No you are playing semantics.
Originally posted by IrishWristwatch
Edit: the purpose, really, was to show that convergence is not to g. Obviously, the viable range is 0-g, and it isn't going to oscillate, but intuition might lead one to expect the long term limit to be g, since a smaller and smaller percentage of the impacting block mass is swept up. However, more per unit time is swept up. It leads to a balance around g/3. Even with no structural resistance. Even with structural resistance, if the resistance is insufficient to cause arrest (though this hasn't been shown here).
Originally posted by IrishWristwatch
Originally posted by psikeyhackr
But buildings over 1000 feet tall cannot have uniform density.
Absolutely true. It's also true that no physical object is a mathematical point, no 'flat' surface perfectly planar, no oscillation truly linear, and so on. That doesn't stop calculations which use such idealizations from being useful or even accurate when applied to real world problems. I wanted to show the sort of effect momentum exchange alone causes on a simple system. I succeeded.

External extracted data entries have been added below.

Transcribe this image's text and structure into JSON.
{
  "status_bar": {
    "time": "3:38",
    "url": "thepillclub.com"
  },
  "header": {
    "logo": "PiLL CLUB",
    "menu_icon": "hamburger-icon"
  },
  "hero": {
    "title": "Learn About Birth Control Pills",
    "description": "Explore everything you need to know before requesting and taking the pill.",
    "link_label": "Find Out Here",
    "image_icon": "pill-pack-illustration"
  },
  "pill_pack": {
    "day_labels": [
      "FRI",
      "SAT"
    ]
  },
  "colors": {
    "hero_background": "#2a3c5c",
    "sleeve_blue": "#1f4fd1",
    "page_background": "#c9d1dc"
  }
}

Originally posted by psikeyhackr
My Python program makes it possible for anyone to create a table with whatever mass distribution they want to see how it affects collapse time. 12 seconds is the minimum with what you would call constant density. Making it bottom heavy increases the time.
Originally posted by -PLB-
Originally posted by psikeyhackr
My Python program makes it possible for anyone to create a table with whatever mass distribution they want to see how it affects collapse time. 12 seconds is the minimum with what you would call constant density. Making it bottom heavy increases the time.

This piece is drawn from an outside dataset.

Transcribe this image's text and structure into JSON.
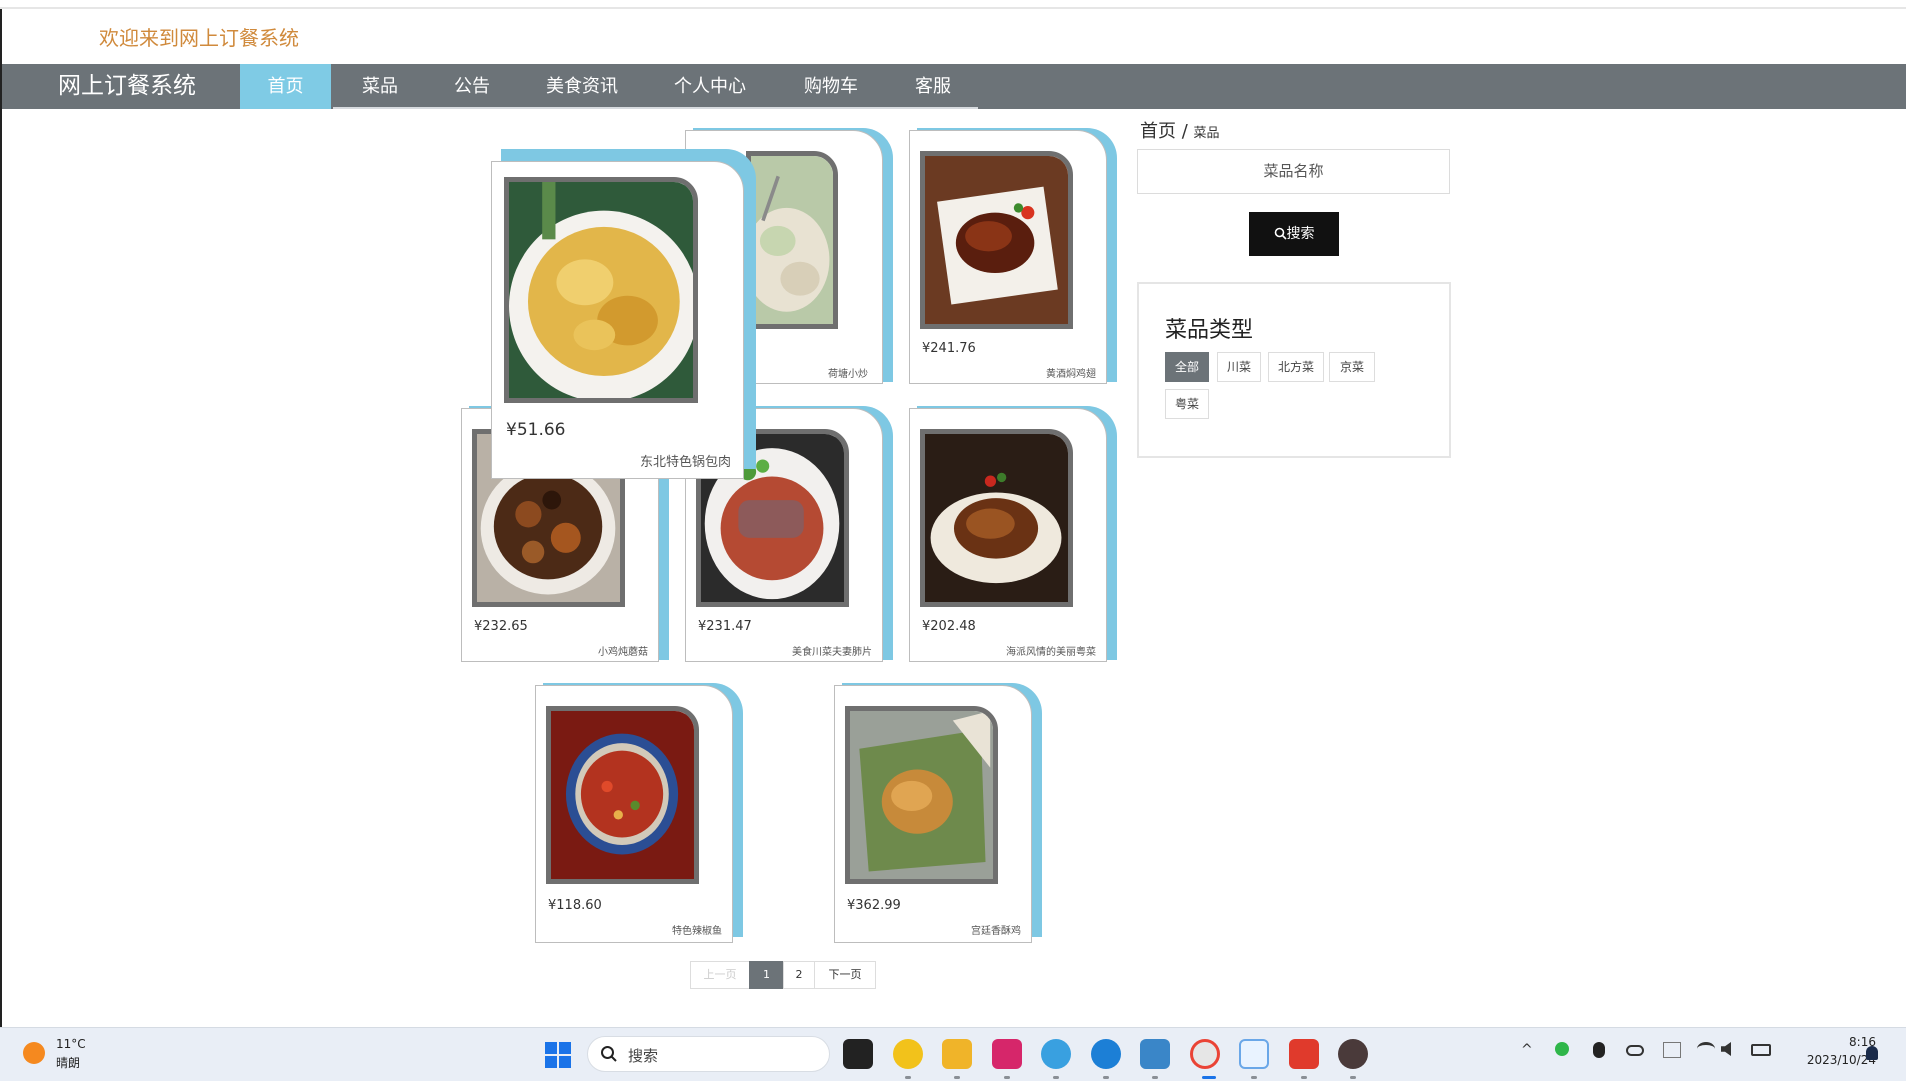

Thats odd, as the calculations are independent of the mass. After all, when you increase the mass of the lower floors, the mass of the top floors increase with the same amount.

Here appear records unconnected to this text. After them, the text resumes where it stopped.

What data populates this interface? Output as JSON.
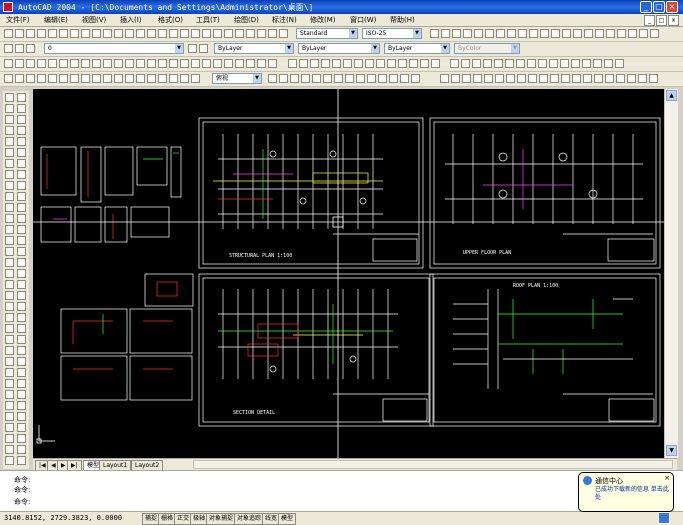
{
  "window": {
    "title": "AutoCAD 2004 - [C:\\Documents and Settings\\Administrator\\桌面\\]",
    "controls": [
      "_",
      "□",
      "×"
    ]
  },
  "menubar": {
    "items": [
      "文件(F)",
      "编辑(E)",
      "视图(V)",
      "插入(I)",
      "格式(O)",
      "工具(T)",
      "绘图(D)",
      "标注(N)",
      "修改(M)",
      "窗口(W)",
      "帮助(H)"
    ],
    "mdi_controls": [
      "_",
      "□",
      "×"
    ]
  },
  "toolbar": {
    "text_style": "Standard",
    "dim_style": "ISO-25",
    "layer": "0",
    "color": "ByLayer",
    "linetype": "ByLayer",
    "lineweight": "ByLayer",
    "plot_style": "ByColor",
    "view_combo": "俯视"
  },
  "layout_tabs": [
    "模型",
    "Layout1",
    "Layout2"
  ],
  "nav_arrows": [
    "|◀",
    "◀",
    "▶",
    "▶|"
  ],
  "command": {
    "line1": "命令:",
    "line2": "命令:",
    "prompt": "命令:"
  },
  "status": {
    "coords": "3140.8152, 2729.3823, 0.0000",
    "modes": [
      "捕捉",
      "栅格",
      "正交",
      "极轴",
      "对象捕捉",
      "对象追踪",
      "线宽",
      "模型"
    ]
  },
  "notification": {
    "title": "通信中心",
    "text": "已成功下载新的信息 单击此处",
    "close": "×"
  },
  "drawing": {
    "sheet_titles": [
      "STRUCTURAL PLAN  1:100",
      "UPPER FLOOR PLAN",
      "SECTION DETAIL",
      "ROOF PLAN  1:100"
    ]
  },
  "icons": {
    "app": "autocad-icon",
    "notify": "info-icon",
    "crosshair": "crosshair-cursor"
  }
}
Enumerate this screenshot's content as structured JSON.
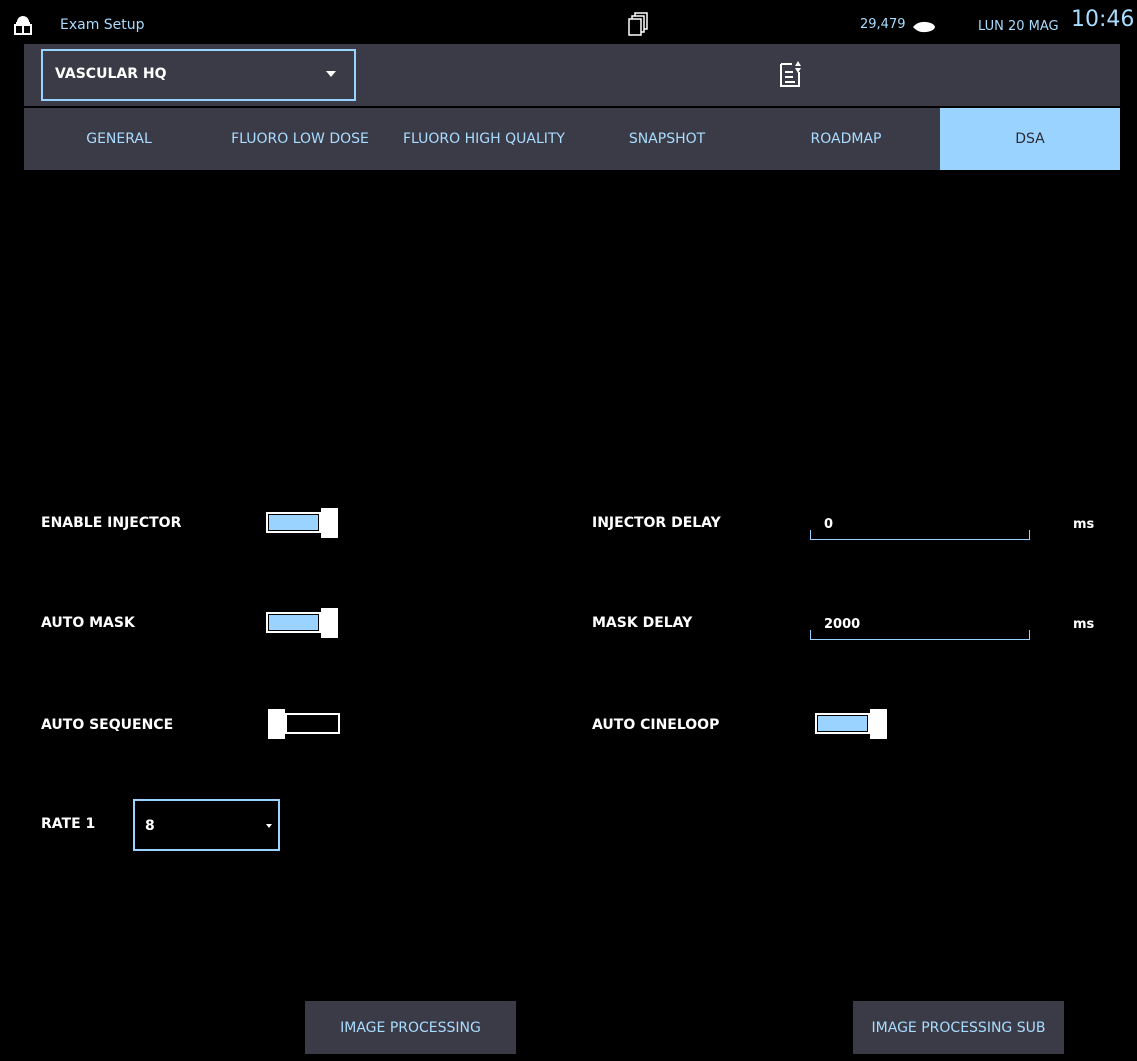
{
  "statusbar": {
    "title": "Exam Setup",
    "counter": "29,479",
    "date": "LUN 20 MAG",
    "time": "10:46"
  },
  "preset": {
    "selected": "VASCULAR HQ"
  },
  "tabs": [
    {
      "label": "GENERAL",
      "active": false
    },
    {
      "label": "FLUORO LOW DOSE",
      "active": false
    },
    {
      "label": "FLUORO HIGH QUALITY",
      "active": false
    },
    {
      "label": "SNAPSHOT",
      "active": false
    },
    {
      "label": "ROADMAP",
      "active": false
    },
    {
      "label": "DSA",
      "active": true
    }
  ],
  "form": {
    "enable_injector": {
      "label": "ENABLE INJECTOR",
      "on": true
    },
    "auto_mask": {
      "label": "AUTO MASK",
      "on": true
    },
    "auto_sequence": {
      "label": "AUTO SEQUENCE",
      "on": false
    },
    "auto_cineloop": {
      "label": "AUTO CINELOOP",
      "on": true
    },
    "injector_delay": {
      "label": "INJECTOR DELAY",
      "value": "0",
      "unit": "ms"
    },
    "mask_delay": {
      "label": "MASK DELAY",
      "value": "2000",
      "unit": "ms"
    },
    "rate1": {
      "label": "RATE 1",
      "value": "8"
    }
  },
  "buttons": {
    "image_processing": "IMAGE PROCESSING",
    "image_processing_sub": "IMAGE PROCESSING SUB"
  },
  "colors": {
    "accent": "#9ad3ff",
    "panel": "#3b3b47",
    "background": "#000000"
  }
}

One can judge from experiment, or one can blindly accept authority. To the scientific mind, experimental proof is all important and theory is merely a convenience in description, to be junked when it no longer fits. To the academic mind, authority is everything and facts are junked when they do not fit theory laid down by authority. "Doctor Pinero" in Life-Line (1939) by Robert Heinlein
Originally posted by -PLB-
I can see how this applies to your example of a material with a uniform distribution of mass. But I can't see how this is applicable to building collapses.
A building consists mostly of air where acceleration is close to g. So I would expect acceleration converging rather to g than to g/3, if we ignore air resistance.
Just imagine a similar building where the height of the floors is twice as much (2h). That would result in a higher acceleration of the collapse than in the case of a floor with hight h. I don't think the acceleration converges to the same value in both cases, and the further the floors are apart, the close you get to a=g.